Nobody could have explained to me the irreversible impact of entering, on my lawyers’ advice, into a damages contract with extreme confidentiality clauses, otherwise known as a non-disclosure agreement (NDA). Ultimately, due to the enormous disparity of power and wealth between ourselves and Weinstein, we were given no choice but to sign the agreement.
It forbade us from talking not only about Weinstein’s behaviour but about our entire careers at Miramax, to family, friends, medical practitioners including therapists, even to Her Majesty’s Revenue and Customs (HMRC) if questioned about the payment. We were not to assist the police if criminal action were taken against him. I was not even allowed to have a copy of the document that was to control my life.
And we were left with the impression that we could face jail and financial ruin if we breached it.
My attempt to report Weinstein’s behaviour cost me my career. While he collected Oscars, I endured job interviews where I was openly questioned about my “personal” relationship with him, but I was gagged from telling the truth.
The frustration and humiliation drove me to move abroad for five years. In October last year, shortly after the first revelations about Weinstein came to light, I publicly broke the NDA, despite my lawyers’ reiteration that I could still face legal action. I felt an urgency to expose the fact that his behaviour was in truth a symptom of a much wider problem, which the salacious revelations were distracting from.
Disparity of power
There will always be predators and bullies like Weinstein. The problem is the system that enabled his behaviour, and the currency of power and wealth that allows abusive employers to hide their crimes and buy their victims’ silence.
To my delight, this has been powerfully brought to light by the extraordinary events of the past week, in which Sir Philip Green was named in parliament as the businessman who brought an injunction against The Daily Telegraph to prevent the publication of allegations against him.
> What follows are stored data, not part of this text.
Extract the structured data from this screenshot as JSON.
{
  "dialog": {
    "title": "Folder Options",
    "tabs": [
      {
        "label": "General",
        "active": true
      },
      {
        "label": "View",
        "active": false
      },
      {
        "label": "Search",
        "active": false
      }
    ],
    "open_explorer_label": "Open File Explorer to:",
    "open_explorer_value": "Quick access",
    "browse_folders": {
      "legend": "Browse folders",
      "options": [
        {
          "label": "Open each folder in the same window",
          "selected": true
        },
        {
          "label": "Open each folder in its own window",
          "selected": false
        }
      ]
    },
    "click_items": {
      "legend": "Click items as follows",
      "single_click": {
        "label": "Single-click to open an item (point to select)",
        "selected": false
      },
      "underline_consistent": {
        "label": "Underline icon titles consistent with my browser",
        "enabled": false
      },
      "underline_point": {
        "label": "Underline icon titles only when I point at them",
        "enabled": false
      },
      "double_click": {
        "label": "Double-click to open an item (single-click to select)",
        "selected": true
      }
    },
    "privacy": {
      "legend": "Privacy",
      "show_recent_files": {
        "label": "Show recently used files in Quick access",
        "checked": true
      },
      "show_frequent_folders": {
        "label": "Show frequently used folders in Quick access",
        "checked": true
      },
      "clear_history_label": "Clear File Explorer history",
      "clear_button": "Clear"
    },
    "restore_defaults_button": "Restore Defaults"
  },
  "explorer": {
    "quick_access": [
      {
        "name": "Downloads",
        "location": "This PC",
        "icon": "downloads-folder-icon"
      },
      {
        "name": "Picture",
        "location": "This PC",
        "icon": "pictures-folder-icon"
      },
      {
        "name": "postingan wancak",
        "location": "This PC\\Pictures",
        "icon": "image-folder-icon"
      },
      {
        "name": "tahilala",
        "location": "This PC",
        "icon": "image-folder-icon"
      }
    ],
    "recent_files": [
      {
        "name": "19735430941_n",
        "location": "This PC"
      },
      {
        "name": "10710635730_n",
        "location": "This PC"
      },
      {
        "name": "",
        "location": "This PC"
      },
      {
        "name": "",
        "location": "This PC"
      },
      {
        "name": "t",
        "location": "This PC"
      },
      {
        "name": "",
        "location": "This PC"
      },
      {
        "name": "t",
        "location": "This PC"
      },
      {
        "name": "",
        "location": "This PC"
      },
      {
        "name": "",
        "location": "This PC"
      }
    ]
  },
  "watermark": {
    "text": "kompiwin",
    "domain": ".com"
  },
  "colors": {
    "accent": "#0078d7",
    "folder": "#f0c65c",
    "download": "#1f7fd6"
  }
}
Clearly, NDAs remain a powerful tool, and are just as devastating for equality and justice as they were 20 years ago. These agreements are not just being used to hide the incontinent behaviour of sexual predators. They also cover up discrimination with regard to race, disability and gender; environmental accidents; bullying, malpractice and abuses of power in organisations across all sectors.
They provide settlement payments that clean one person’s slate and gag another’s, most often from shareholders’ money or the public purse – oh, and it’s tax deductible.
The disparity of power between perpetrator and victim is undeniable: witness Sir Philip Green speaking freely to a Sunday newspaper to dismiss the recent allegations as “banter”, while his employees remain gagged by his NDAs.
Britain now needs strong, decisive action from the government.
What was originally a reasonable contract designed to protect company secrets has mutated into an abusive straitjacket that stifles warnings about mistreatment and hides criminal behaviour, allowing perpetrators to continue with impunity.
Do NDAs have a place in the workplace at all? Some argue that victims often opt for an out-of-court settlement because it offers them protection from potential further humiliation. Yet this is a shortsighted view, which serves only to uphold skewed attitudes towards abuse. There should be no shame or fear in reporting bad behaviour at work.
We need a seismic change in how we view abuse in the workplace, so that no victim is compelled, as I was, to enter into a coercive monetary agreement as the best or only possible outcome.
Governments should ban NDAs in the workplace – following the lead of California, which recently made the use of them illegal. As Senator Connie Leyva put it, these agreements only perpetuate certain employers’ poor behaviour since they can “repeatedly offend with no public accountability”.
The maltreatments hidden by NDAs are undoubtedly in the public, and future employees’ interest, and should be open to proper scrutiny. This technical issue is at the very root of the socio-cultural problem that sparked the #MeToo movement. It is at last receiving the attention it deserves, providing leaders with a unique opportunity to reform the legislation around NDAs and clarify the right to call out abuse, discrimination and poor behaviour in the workplace.
• Zelda Perkins is Harvey Weinstein’s former assistant.